Most recently, Lambda has focused on training large language models (LLMs) and other types of generative AI through the company's on-demand cloud and reserved cloud, making thousands of Nvidia GPUs available to customers in an easy-to-consume way. And this is exactly where the $320 million will be going: accelerating the growth of Lambda's GPU cloud and enabling teams to use thousands of Nvidia GPUs with high-speed Nvidia Quantum-2 InfiniBand networking. In the midst of global GPU shortages, Lambda's infusion of capital will better ensure sustained expansion of the company's GPU resources, mitigating potential bottlenecks for AI development and deployment.
The most important part of this announcement is its recognition of the top capabilities for organizations when selecting AI infrastructure. And our research at Enterprise Strategy Group highlights that the top two capabilities organizations desire are performance and ease of deployment. Lambda has consistently checked both of those boxes, and this funding will ensure they remain checked as organizations pursue generative AI initiatives.
Guardrails AI launches with seed round, aiming to improve LLM reliability
Trust has been at the heart of many generative AI conversations lately. Organizations want stability, accuracy and compliance as they pursue generative AI. They want to uphold their reputation. They want to transparently provide an understanding of model performance. And they want to control and empower end users to confidentially use generative AI for the better.
In other words, organizations need assurances with systematic methodologies to ensure generative AI's safety and effectiveness. Enter Guardrails AI, a platform focused on delivering the safe and effective use of generative AI with enhanced accuracy and reliability. At launch, the company also introduced Guardrails Hub, an open source product that empowers AI developers to build, contribute, share and reuse advanced validation techniques known as validators.
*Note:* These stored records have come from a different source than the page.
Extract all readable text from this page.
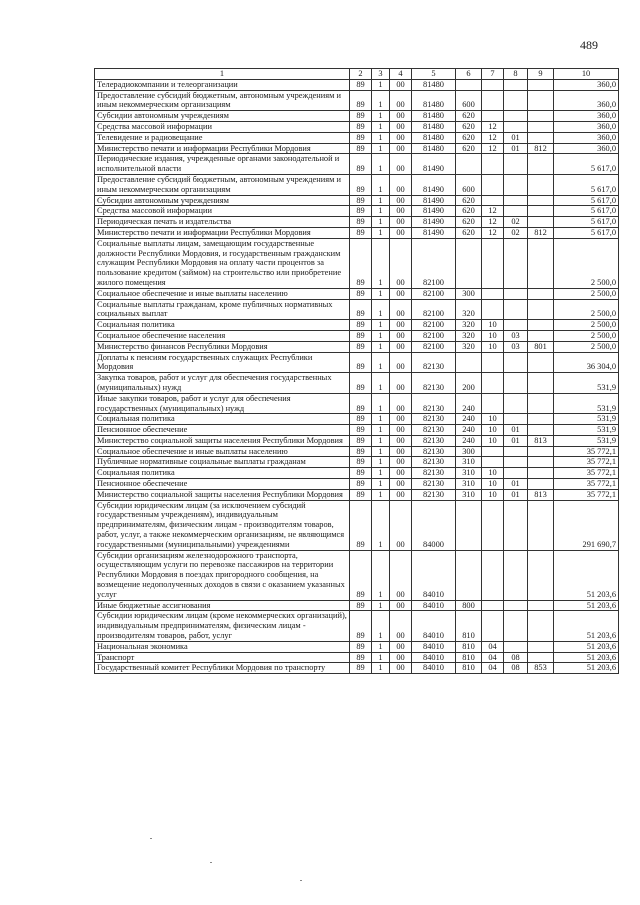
489
1	2	3	4	5	6	7	8	9	10
Телерадиокомпании и телеорганизации	89	1	00	81480					360,0
Предоставление субсидий бюджетным, автономным учреждениям и иным некоммерческим организациям	89	1	00	81480	600				360,0
Субсидии автономным учреждениям	89	1	00	81480	620				360,0
Средства массовой информации	89	1	00	81480	620	12			360,0
Телевидение и радиовещание	89	1	00	81480	620	12	01		360,0
Министерство печати и информации Республики Мордовия	89	1	00	81480	620	12	01	812	360,0
Периодические издания, учрежденные органами законодательной и исполнительной власти	89	1	00	81490					5 617,0
Предоставление субсидий бюджетным, автономным учреждениям и иным некоммерческим организациям	89	1	00	81490	600				5 617,0
Субсидии автономным учреждениям	89	1	00	81490	620				5 617,0
Средства массовой информации	89	1	00	81490	620	12			5 617,0
Периодическая печать и издательства	89	1	00	81490	620	12	02		5 617,0
Министерство печати и информации Республики Мордовия	89	1	00	81490	620	12	02	812	5 617,0
Социальные выплаты лицам, замещающим государственные должности Республики Мордовия, и государственным гражданским служащим Республики Мордовия на оплату части процентов за пользование кредитом (займом) на строительство или приобретение жилого помещения	89	1	00	82100					2 500,0
Социальное обеспечение и иные выплаты населению	89	1	00	82100	300				2 500,0
Социальные выплаты гражданам, кроме публичных нормативных социальных выплат	89	1	00	82100	320				2 500,0
Социальная политика	89	1	00	82100	320	10			2 500,0
Социальное обеспечение населения	89	1	00	82100	320	10	03		2 500,0
Министерство финансов Республики Мордовия	89	1	00	82100	320	10	03	801	2 500,0
Доплаты к пенсиям государственных служащих Республики Мордовия	89	1	00	82130					36 304,0
Закупка товаров, работ и услуг для обеспечения государственных (муниципальных) нужд	89	1	00	82130	200				531,9
Иные закупки товаров, работ и услуг для обеспечения государственных (муниципальных) нужд	89	1	00	82130	240				531,9
Социальная политика	89	1	00	82130	240	10			531,9
Пенсионное обеспечение	89	1	00	82130	240	10	01		531,9
Министерство социальной защиты населения Республики Мордовия	89	1	00	82130	240	10	01	813	531,9
Социальное обеспечение и иные выплаты населению	89	1	00	82130	300				35 772,1
Публичные нормативные социальные выплаты гражданам	89	1	00	82130	310				35 772,1
Социальная политика	89	1	00	82130	310	10			35 772,1
Пенсионное обеспечение	89	1	00	82130	310	10	01		35 772,1
Министерство социальной защиты населения Республики Мордовия	89	1	00	82130	310	10	01	813	35 772,1
Субсидии юридическим лицам (за исключением субсидий государственным учреждениям), индивидуальным предпринимателям, физическим лицам - производителям товаров, работ, услуг, а также некоммерческим организациям, не являющимся государственными (муниципальными) учреждениями	89	1	00	84000					291 690,7
Субсидии организациям железнодорожного транспорта, осуществляющим услуги по перевозке пассажиров на территории Республики Мордовия в поездах пригородного сообщения, на возмещение недополученных доходов в связи с оказанием указанных услуг	89	1	00	84010					51 203,6
Иные бюджетные ассигнования	89	1	00	84010	800				51 203,6
Субсидии юридическим лицам (кроме некоммерческих организаций), индивидуальным предпринимателям, физическим лицам - производителям товаров, работ, услуг	89	1	00	84010	810				51 203,6
Национальная экономика	89	1	00	84010	810	04			51 203,6
Транспорт	89	1	00	84010	810	04	08		51 203,6
Государственный комитет Республики Мордовия по транспорту	89	1	00	84010	810	04	08	853	51 203,6
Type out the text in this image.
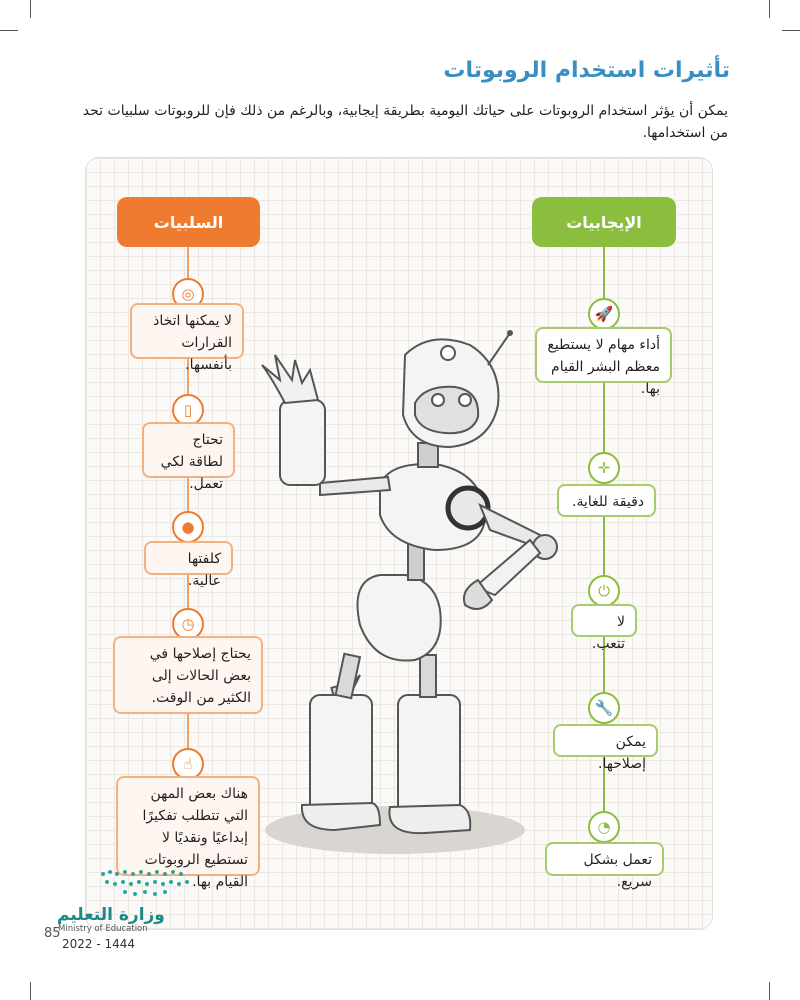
تأثيرات استخدام الروبوتات
يمكن أن يؤثر استخدام الروبوتات على حياتك اليومية بطريقة إيجابية، وبالرغم من ذلك فإن للروبوتات سلبيات تحد من استخدامها.
الإيجابيات
السلبيات
🚀
أداء مهام لا يستطيع معظم البشر القيام بها.
✛
دقيقة للغاية.
⏻
لا تتعب.
🔧
يمكن إصلاحها.
◔
تعمل بشكل سريع.
◎
لا يمكنها اتخاذ القرارات بأنفسها.
▯
تحتاج لطاقة لكي تعمل.
●
كلفتها عالية.
◷
يحتاج إصلاحها في بعض الحالات إلى الكثير من الوقت.
☝
هناك بعض المهن التي تتطلب تفكيرًا إبداعيًا ونقديًا لا تستطيع الروبوتات القيام بها.
وزارة التعليم
Ministry of Education
85
2022 - 1444
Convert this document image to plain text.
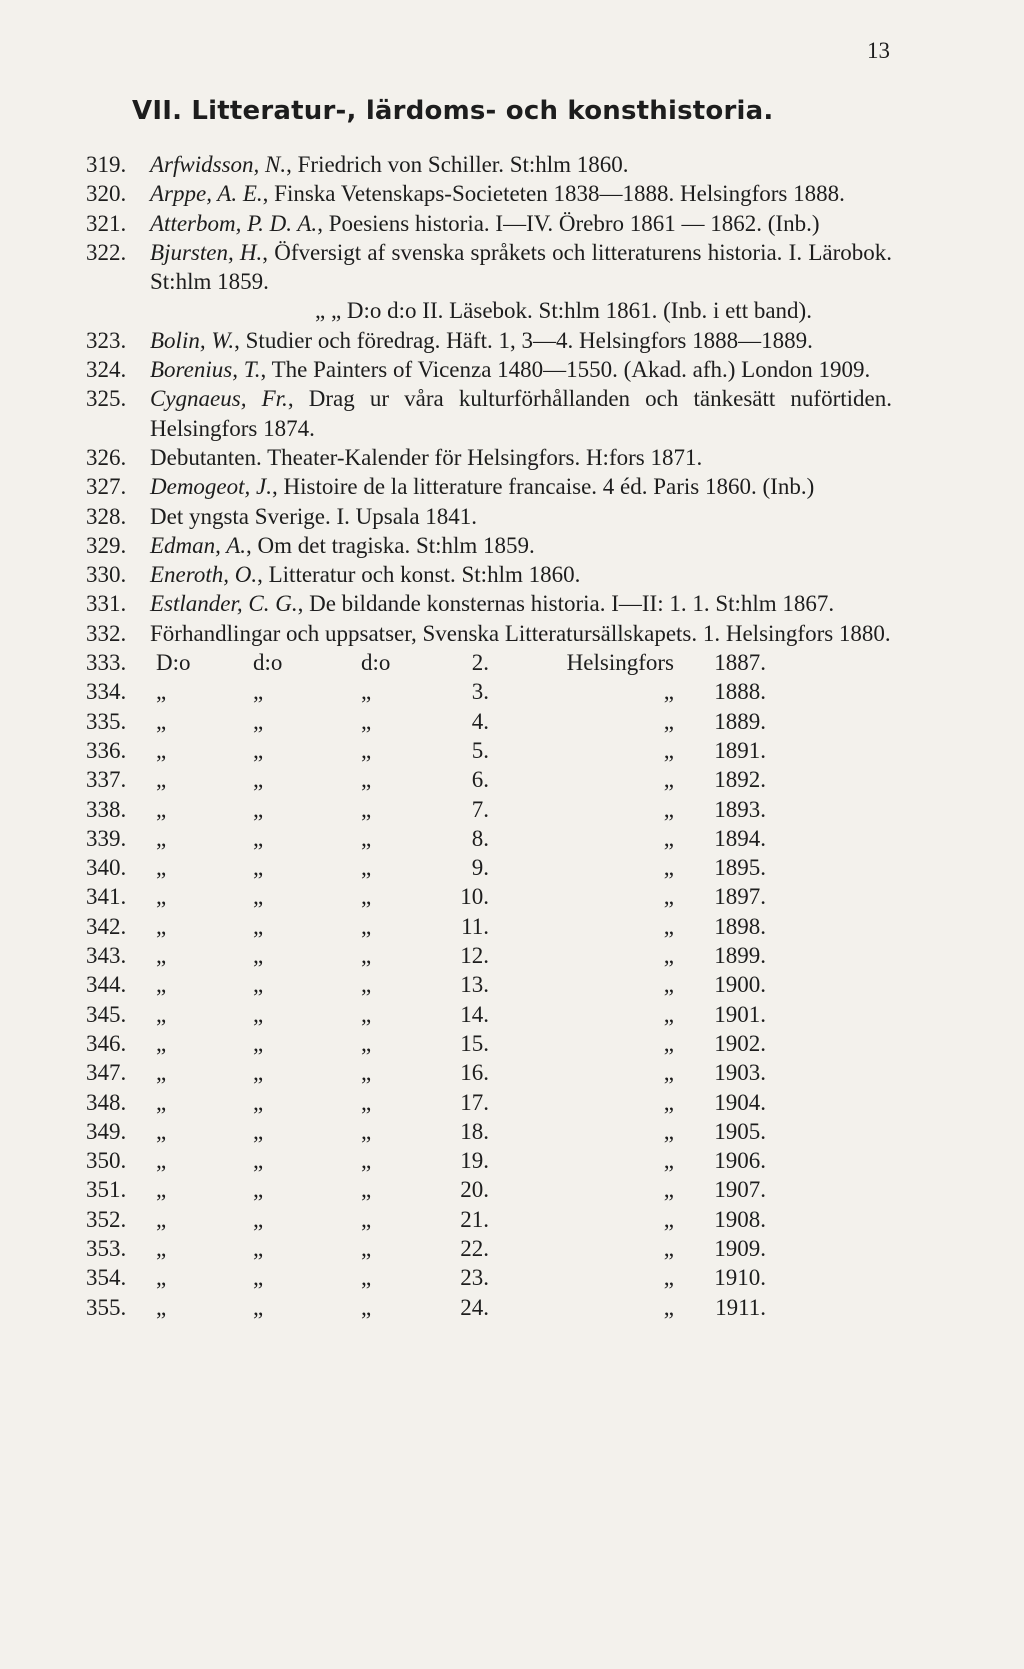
13
VII. Litteratur-, lärdoms- och konsthistoria.
319.	Arfwidsson, N., Friedrich von Schiller. St:hlm 1860.
320.	Arppe, A. E., Finska Vetenskaps-Societeten 1838—1888. Helsingfors 1888.
321.	Atterbom, P. D. A., Poesiens historia. I—IV. Örebro 1861 — 1862. (Inb.)
322.	Bjursten, H., Öfversigt af svenska språkets och litteraturens historia. I. Lärobok. St:hlm 1859.
„ „ D:o d:o II. Läsebok. St:hlm 1861. (Inb. i ett band).
323.	Bolin, W., Studier och föredrag. Häft. 1, 3—4. Helsingfors 1888—1889.
324.	Borenius, T., The Painters of Vicenza 1480—1550. (Akad. afh.) London 1909.
325.	Cygnaeus, Fr., Drag ur våra kulturförhållanden och tänkesätt nuförtiden. Helsingfors 1874.
326.	Debutanten. Theater-Kalender för Helsingfors. H:fors 1871.
327.	Demogeot, J., Histoire de la litterature francaise. 4 éd. Paris 1860. (Inb.)
328.	Det yngsta Sverige. I. Upsala 1841.
329.	Edman, A., Om det tragiska. St:hlm 1859.
330.	Eneroth, O., Litteratur och konst. St:hlm 1860.
331.	Estlander, C. G., De bildande konsternas historia. I—II: 1. 1. St:hlm 1867.
332.	Förhandlingar och uppsatser, Svenska Litteratursällskapets. 1. Helsingfors 1880.
333.	D:o	d:o	d:o	2.	Helsingfors	1887.
334.	„	„	„	3.	„	1888.
335.	„	„	„	4.	„	1889.
336.	„	„	„	5.	„	1891.
337.	„	„	„	6.	„	1892.
338.	„	„	„	7.	„	1893.
339.	„	„	„	8.	„	1894.
340.	„	„	„	9.	„	1895.
341.	„	„	„	10.	„	1897.
342.	„	„	„	11.	„	1898.
343.	„	„	„	12.	„	1899.
344.	„	„	„	13.	„	1900.
345.	„	„	„	14.	„	1901.
346.	„	„	„	15.	„	1902.
347.	„	„	„	16.	„	1903.
348.	„	„	„	17.	„	1904.
349.	„	„	„	18.	„	1905.
350.	„	„	„	19.	„	1906.
351.	„	„	„	20.	„	1907.
352.	„	„	„	21.	„	1908.
353.	„	„	„	22.	„	1909.
354.	„	„	„	23.	„	1910.
355.	„	„	„	24.	„	1911.
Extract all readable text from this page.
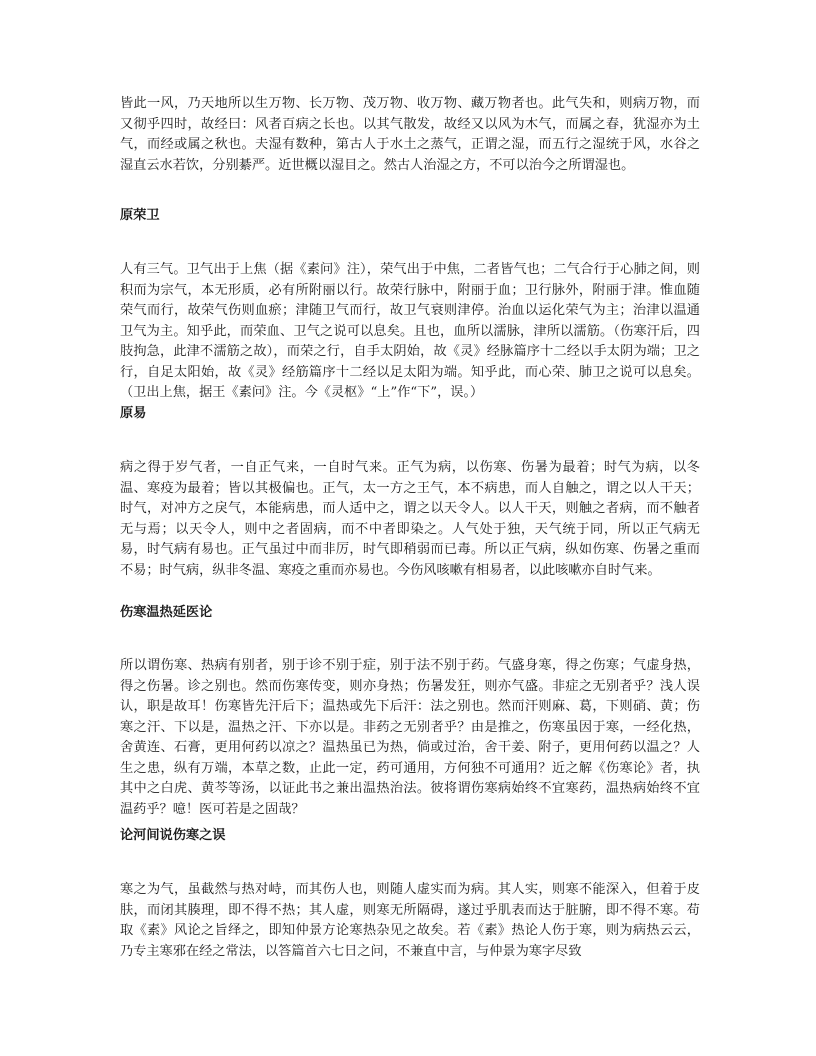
皆此一风，乃天地所以生万物、长万物、茂万物、收万物、藏万物者也。此气失和，则病万物，而又彻乎四时，故经曰：风者百病之长也。以其气散发，故经又以风为木气，而属之春，犹湿亦为土气，而经或属之秋也。夫湿有数种，第古人于水土之蒸气，正谓之湿，而五行之湿统于风，水谷之湿直云水若饮，分别綦严。近世概以湿目之。然古人治湿之方，不可以治今之所谓湿也。

原荣卫

人有三气。卫气出于上焦（据《素问》注），荣气出于中焦，二者皆气也；二气合行于心肺之间，则积而为宗气，本无形质，必有所附丽以行。故荣行脉中，附丽于血；卫行脉外，附丽于津。惟血随荣气而行，故荣气伤则血瘀；津随卫气而行，故卫气衰则津停。治血以运化荣气为主；治津以温通卫气为主。知乎此，而荣血、卫气之说可以息矣。且也，血所以濡脉，津所以濡筋。（伤寒汗后，四肢拘急，此津不濡筋之故），而荣之行，自手太阴始，故《灵》经脉篇序十二经以手太阴为端；卫之行，自足太阳始，故《灵》经筋篇序十二经以足太阳为端。知乎此，而心荣、肺卫之说可以息矣。（卫出上焦，据王《素问》注。今《灵枢》“上”作“下”，误。）

原易

病之得于岁气者，一自正气来，一自时气来。正气为病，以伤寒、伤暑为最着；时气为病，以冬温、寒疫为最着；皆以其极偏也。正气，太一方之王气，本不病患，而人自触之，谓之以人干天；时气，对冲方之戾气，本能病患，而人适中之，谓之以天令人。以人干天，则触之者病，而不触者无与焉；以天令人，则中之者固病，而不中者即染之。人气处于独，天气统于同，所以正气病无易，时气病有易也。正气虽过中而非厉，时气即稍弱而已毒。所以正气病，纵如伤寒、伤暑之重而不易；时气病，纵非冬温、寒疫之重而亦易也。今伤风咳嗽有相易者，以此咳嗽亦自时气来。

伤寒温热延医论

所以谓伤寒、热病有别者，别于诊不别于症，别于法不别于药。气盛身寒，得之伤寒；气虚身热，得之伤暑。诊之别也。然而伤寒传变，则亦身热；伤暑发狂，则亦气盛。非症之无别者乎？浅人误认，职是故耳！伤寒皆先汗后下；温热或先下后汗：法之别也。然而汗则麻、葛，下则硝、黄；伤寒之汗、下以是，温热之汗、下亦以是。非药之无别者乎？由是推之，伤寒虽因于寒，一经化热，舍黄连、石膏，更用何药以凉之？温热虽已为热，倘或过治，舍干姜、附子，更用何药以温之？人生之患，纵有万端，本草之数，止此一定，药可通用，方何独不可通用？近之解《伤寒论》者，执其中之白虎、黄芩等汤，以证此书之兼出温热治法。彼将谓伤寒病始终不宜寒药，温热病始终不宜温药乎？噫！医可若是之固哉？

论河间说伤寒之误

寒之为气，虽截然与热对峙，而其伤人也，则随人虚实而为病。其人实，则寒不能深入，但着于皮肤，而闭其腠理，即不得不热；其人虚，则寒无所隔碍，遂过乎肌表而达于脏腑，即不得不寒。苟取《素》风论之旨绎之，即知仲景方论寒热杂见之故矣。若《素》热论人伤于寒，则为病热云云，乃专主寒邪在经之常法，以答篇首六七日之问，不兼直中言，与仲景为寒字尽致
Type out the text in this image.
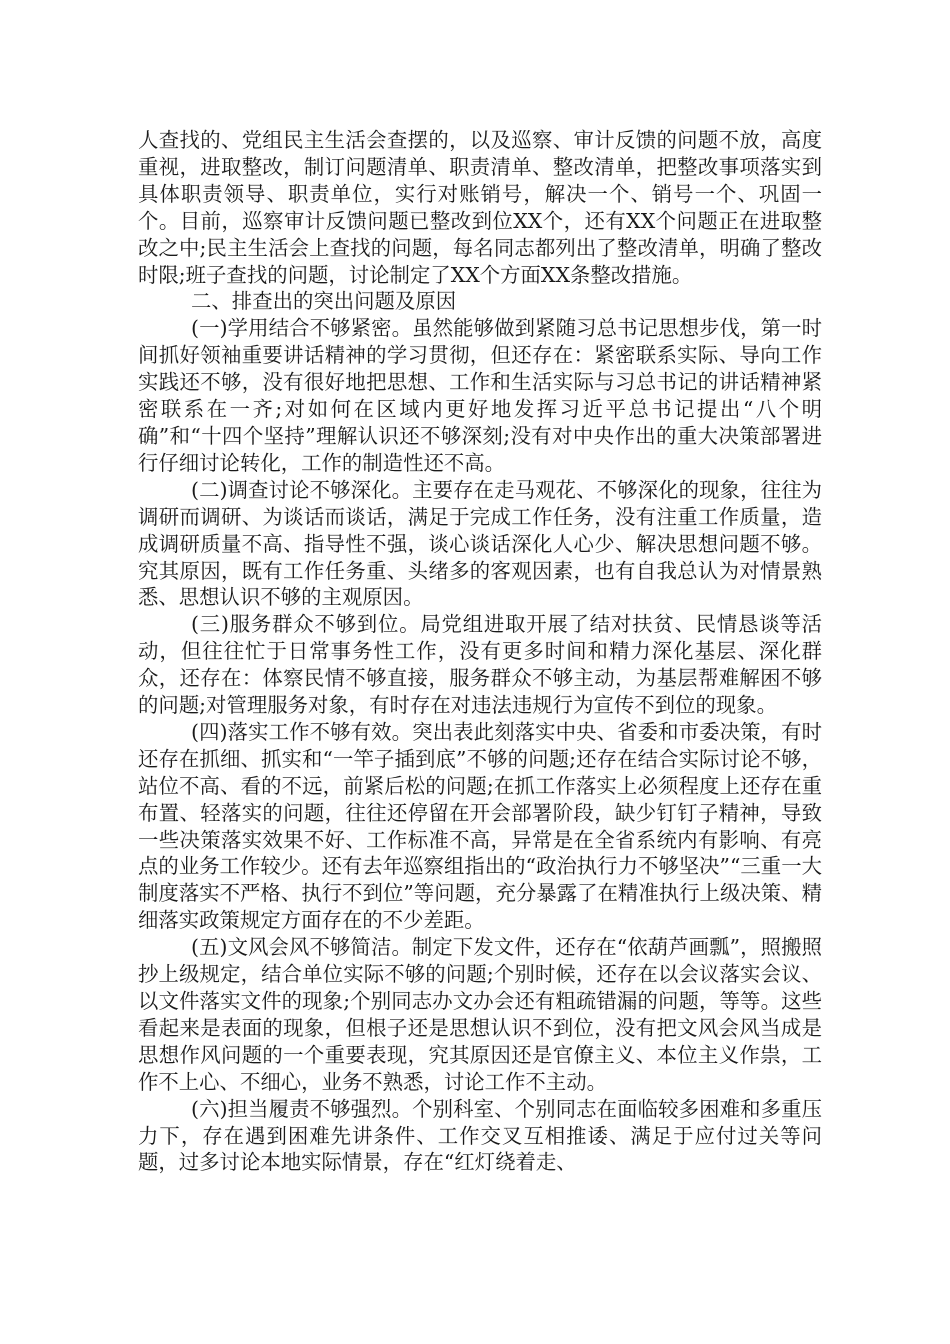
人查找的、党组民主生活会查摆的，以及巡察、审计反馈的问题不放，高度重视，进取整改，制订问题清单、职责清单、整改清单，把整改事项落实到具体职责领导、职责单位，实行对账销号，解决一个、销号一个、巩固一个。目前，巡察审计反馈问题已整改到位XX个，还有XX个问题正在进取整改之中;民主生活会上查找的问题，每名同志都列出了整改清单，明确了整改时限;班子查找的问题，讨论制定了XX个方面XX条整改措施。

二、排查出的突出问题及原因

(一)学用结合不够紧密。虽然能够做到紧随习总书记思想步伐，第一时间抓好领袖重要讲话精神的学习贯彻，但还存在：紧密联系实际、导向工作实践还不够，没有很好地把思想、工作和生活实际与习总书记的讲话精神紧密联系在一齐;对如何在区域内更好地发挥习近平总书记提出“八个明确”和“十四个坚持”理解认识还不够深刻;没有对中央作出的重大决策部署进行仔细讨论转化，工作的制造性还不高。

(二)调查讨论不够深化。主要存在走马观花、不够深化的现象，往往为调研而调研、为谈话而谈话，满足于完成工作任务，没有注重工作质量，造成调研质量不高、指导性不强，谈心谈话深化人心少、解决思想问题不够。究其原因，既有工作任务重、头绪多的客观因素，也有自我总认为对情景熟悉、思想认识不够的主观原因。

(三)服务群众不够到位。局党组进取开展了结对扶贫、民情恳谈等活动，但往往忙于日常事务性工作，没有更多时间和精力深化基层、深化群众，还存在：体察民情不够直接，服务群众不够主动，为基层帮难解困不够的问题;对管理服务对象，有时存在对违法违规行为宣传不到位的现象。

(四)落实工作不够有效。突出表此刻落实中央、省委和市委决策，有时还存在抓细、抓实和“一竿子插到底”不够的问题;还存在结合实际讨论不够，站位不高、看的不远，前紧后松的问题;在抓工作落实上必须程度上还存在重布置、轻落实的问题，往往还停留在开会部署阶段，缺少钉钉子精神，导致一些决策落实效果不好、工作标准不高，异常是在全省系统内有影响、有亮点的业务工作较少。还有去年巡察组指出的“政治执行力不够坚决”“三重一大制度落实不严格、执行不到位”等问题，充分暴露了在精准执行上级决策、精细落实政策规定方面存在的不少差距。

(五)文风会风不够简洁。制定下发文件，还存在“依葫芦画瓢”，照搬照抄上级规定，结合单位实际不够的问题;个别时候，还存在以会议落实会议、以文件落实文件的现象;个别同志办文办会还有粗疏错漏的问题，等等。这些看起来是表面的现象，但根子还是思想认识不到位，没有把文风会风当成是思想作风问题的一个重要表现，究其原因还是官僚主义、本位主义作祟，工作不上心、不细心，业务不熟悉，讨论工作不主动。

(六)担当履责不够强烈。个别科室、个别同志在面临较多困难和多重压力下，存在遇到困难先讲条件、工作交叉互相推诿、满足于应付过关等问题，过多讨论本地实际情景，存在“红灯绕着走、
These validators can be used with the core Guardrails platform to act as a critical reliability layer for building AI applications that ensures they adhere to specified guidelines and norms. Guardrails offers over 50 prebuilt validators created by not only Guardrails AI but also several partners and open source contributors. These validators provide essential risk management tools for AI that help businesses address compliance, security and ethical AI in a programmatic way.
Nvidia delivers new chatbot that can run on your PC
Chat with RTX, Nvidia's new custom chatbot, enables users to personalize a chatbot using their own content on their own PC. The demo is free to download and uses retrieval-augmented generation, Nvidia TensorRT-LLM software and Nvidia RTX acceleration to bring generative AI capabilities to local, GeForce-powered Windows PCs.
End users can connect local files as a data set to an open source LLM, such as Mistral or Llama 2, and enable queries for quick, contextually relevant answers. And from a file-format support standpoint, it's surprisingly flexible, with support for txt, pdf, doc, docx and xml. You can also paste URLs to YouTube videos within the chat for even more context.
With so much emphasis on cloud-based LLM services lately, this announcement is a breath of fresh air. With the chatbot running locally, all the data stays on the device -- there's no need to share it with a third party or even over the internet. In other words, you can process sensitive data without worrying about it going off the device.
Of course, there are certain requirements that must be met on the PC itself, such as having a GeForce RTX 30 Series GPU, 8 GB of video RAM and a Windows 10 or 11 OS. But regardless, the ability to use a personalized and contextually aware chatbot on a personal device is quite powerful in itself.
Mike Leone is a principal analyst at TechTarget's Enterprise Strategy Group, where he covers data, analytics and AI.
Enterprise Strategy Group is a division of TechTarget. Its analysts have business relationships with technology vendors.